Nun möchte ich aber noch auf ein Problem zu sprechen kommen. Die Jünger sollen Salz der Erde und Licht der Welt sein. Kennt ihr die Redensart: wie Salz im Salzfass? Salz gehört in die Suppe oder unters Essen, sonst erfüllt es seinen Zweck nicht. So sollen auch die Jünger mitten unter den Menschen leben, um ihre volle Wirksamkeit zu entfalten. Aber viele Gläubige und Gemeinden sind wie Salz im Salzfass, oder wie ein Licht unter dem Scheffel. Warum? Sie haben sich zurückgezogen, sie verkehren nur noch unter Ihresgleichen, sie haben kaum noch Kontakte, normale Beziehungen, Freundschaften mit Menschen, die Jesus noch nicht kennen und an ihn glauben. Oft haben Sie die Lehre von der Absonderung von der Welt falsch verstanden. Sie haben sich auch von den Menschen zurückgezogen. Es gibt kaum noch Berührungspunkte. Der Herr hat viel Zeit verbracht mit Ungläubigen. Er hat mit ihnen gegessen und getrunken. Er besuchte sie, lebte unter ihnen, interessierte sich für sie, kümmerte sich um sie. Der Herr sagt an anderer Stelle: ich sende euch wie Schafe mitten unter die Wölfe. Dies ist Gottes Kontrastprogramm. Wir sind Angehörige eines neuen Reiches und neuen Königs. Doch wir leben noch in dem alten Reich, und sind Gesandte und Zeugen unseres Königs, für sein Reich zu werben.
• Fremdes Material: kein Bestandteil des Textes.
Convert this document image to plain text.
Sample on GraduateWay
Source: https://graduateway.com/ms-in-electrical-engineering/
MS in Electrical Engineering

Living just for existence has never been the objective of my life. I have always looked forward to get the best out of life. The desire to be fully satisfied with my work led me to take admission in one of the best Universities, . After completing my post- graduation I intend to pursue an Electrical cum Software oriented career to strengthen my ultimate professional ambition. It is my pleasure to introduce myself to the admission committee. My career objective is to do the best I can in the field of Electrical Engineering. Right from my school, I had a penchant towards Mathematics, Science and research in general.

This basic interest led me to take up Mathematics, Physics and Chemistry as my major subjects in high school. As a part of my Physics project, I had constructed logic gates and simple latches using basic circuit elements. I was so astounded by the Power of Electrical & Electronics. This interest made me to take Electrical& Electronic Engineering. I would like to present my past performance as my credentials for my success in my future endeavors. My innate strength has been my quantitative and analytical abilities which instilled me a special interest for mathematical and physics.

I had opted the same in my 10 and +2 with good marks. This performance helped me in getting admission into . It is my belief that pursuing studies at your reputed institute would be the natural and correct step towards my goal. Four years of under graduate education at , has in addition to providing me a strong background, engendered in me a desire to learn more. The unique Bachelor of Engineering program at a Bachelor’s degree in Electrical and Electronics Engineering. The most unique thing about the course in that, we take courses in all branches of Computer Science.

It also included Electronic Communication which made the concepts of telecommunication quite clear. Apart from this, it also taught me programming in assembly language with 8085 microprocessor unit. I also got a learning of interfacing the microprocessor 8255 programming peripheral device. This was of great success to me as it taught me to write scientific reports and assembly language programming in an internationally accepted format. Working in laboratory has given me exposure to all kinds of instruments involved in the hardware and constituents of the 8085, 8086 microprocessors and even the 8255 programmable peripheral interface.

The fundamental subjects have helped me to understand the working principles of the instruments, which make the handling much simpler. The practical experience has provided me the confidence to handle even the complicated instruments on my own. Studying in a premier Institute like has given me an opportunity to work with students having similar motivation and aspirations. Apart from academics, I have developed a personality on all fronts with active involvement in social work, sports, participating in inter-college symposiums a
Mitten im alten Reich leben wir für das neue, wir leben unter der wunderbaren Autorität des neuen Königs, und sollen andere Menschen dazu bringen, durstig zu werden nach ihm.  Suche Möglichkeiten, Zeit mit Menschen zu verbringen. Lade sie ein, besuche sie. Suche etwas, was du mit ihnen zusammen unternehmen kannst. Suche Gelegenheiten, neue Menschen kennenzulernen und sie gern zu haben und ihr Freund zu werden. Wie sollen Menschen dich kennenlernen? Sie sollen ein durch Jesus verändertes Leben, einen veränderten Charakter studieren können. Den müssen sie vor Augen haben. Dazu musst du bei ihnen sein!

Das Problem ist oft, daß das Leben der Gläubigen zugepflastert ist mit christlichen Aktivitäten und Veranstaltungen, und sie haben auf einmal keine Zeit mehr, und leben nur noch in einer Art christlichen Subkultur. Mit der Zeit versteht man die Menschen nicht mehr, wie sie denken, was sie fühlen, was sie umtreibt, wo sie stehen. Und anstatt Evangelisation ein Lebensstil ist, wird sie zur Aktion. Man macht dann vielleicht eine Veranstaltung, aber kaum jemand kommt. Warum? Weil man zu weit weg!

Buße ist erst der Beginn, der Einstieg, der Zugang zu Jesus und seinem Reich. Was aber nun folgt in der Bergpredigt, ist ein längerer Abschnitt, in dem Jesus über den Maßstab seiner Gerechtigkeit spricht, der für sein Reich gültig ist. Der Mensch, der Buße getan hat, ist nun bereit, neue Grundsätze und Orientierung für sein Leben mit seinem neuen König zu empfangen, und braucht eine Sicht dafür, wie er nun leben soll, wie wahre Gerechtigkeit aussieht, wie die gerechten Werke aussehen, die als Licht vor den Menschen leuchten und als Salz wirken sollen. Er fordert seine Untertanen ja auf: Also lasset euer Licht leuchten vor den Menschen, damit sie eure guten Werke sehen und euren Vater, der in den Himmeln ist, verherrlichen. Jesus ist nicht mehr sichtbar auf dieser Welt. Wenn die Menschen das Reich Gottes heute erkennen sollen, dann müssen sie es im Leben der Bürger des Reiches sehen. Es wird sichtbar, indem die Herrschaft Christi sich in unserem Herzen und in unseren Taten ausdrückt. In der Praxis bedeutet das, daß die Bürger des Reiches einfach anders sind als die übrigen Menschen in dieser Welt, und zwar genau so anders, wie es die Bergpredigt beschreibt!

Wir wollen mitwirken, das Evangelium von Jesus Christus zu verbreiten, und neue Gemeinden zu gründen? Dann müssen wir klein anfangen: mit Buße, einem Herz der Buße, einer bleibenden Haltung der Buße. Wir müssen die Wesenszüge und Früchte eines neuen Charakters in unserem Leben offenbaren, wie sie uns in den Seligpreisungen beschrieben werden. Dann sagt der Herr auch zu uns: Ihr seid … die Leute, mit denen ich etwas bewegen will! Das ist das kleine einmaleins, die Basis einer fruchtbaren Wirksamkeit für ihn. Wenn wir dies vernachlässigen, werden wir kraftloses und fades Salz sein, das zu nichts zu gebrauchen ist.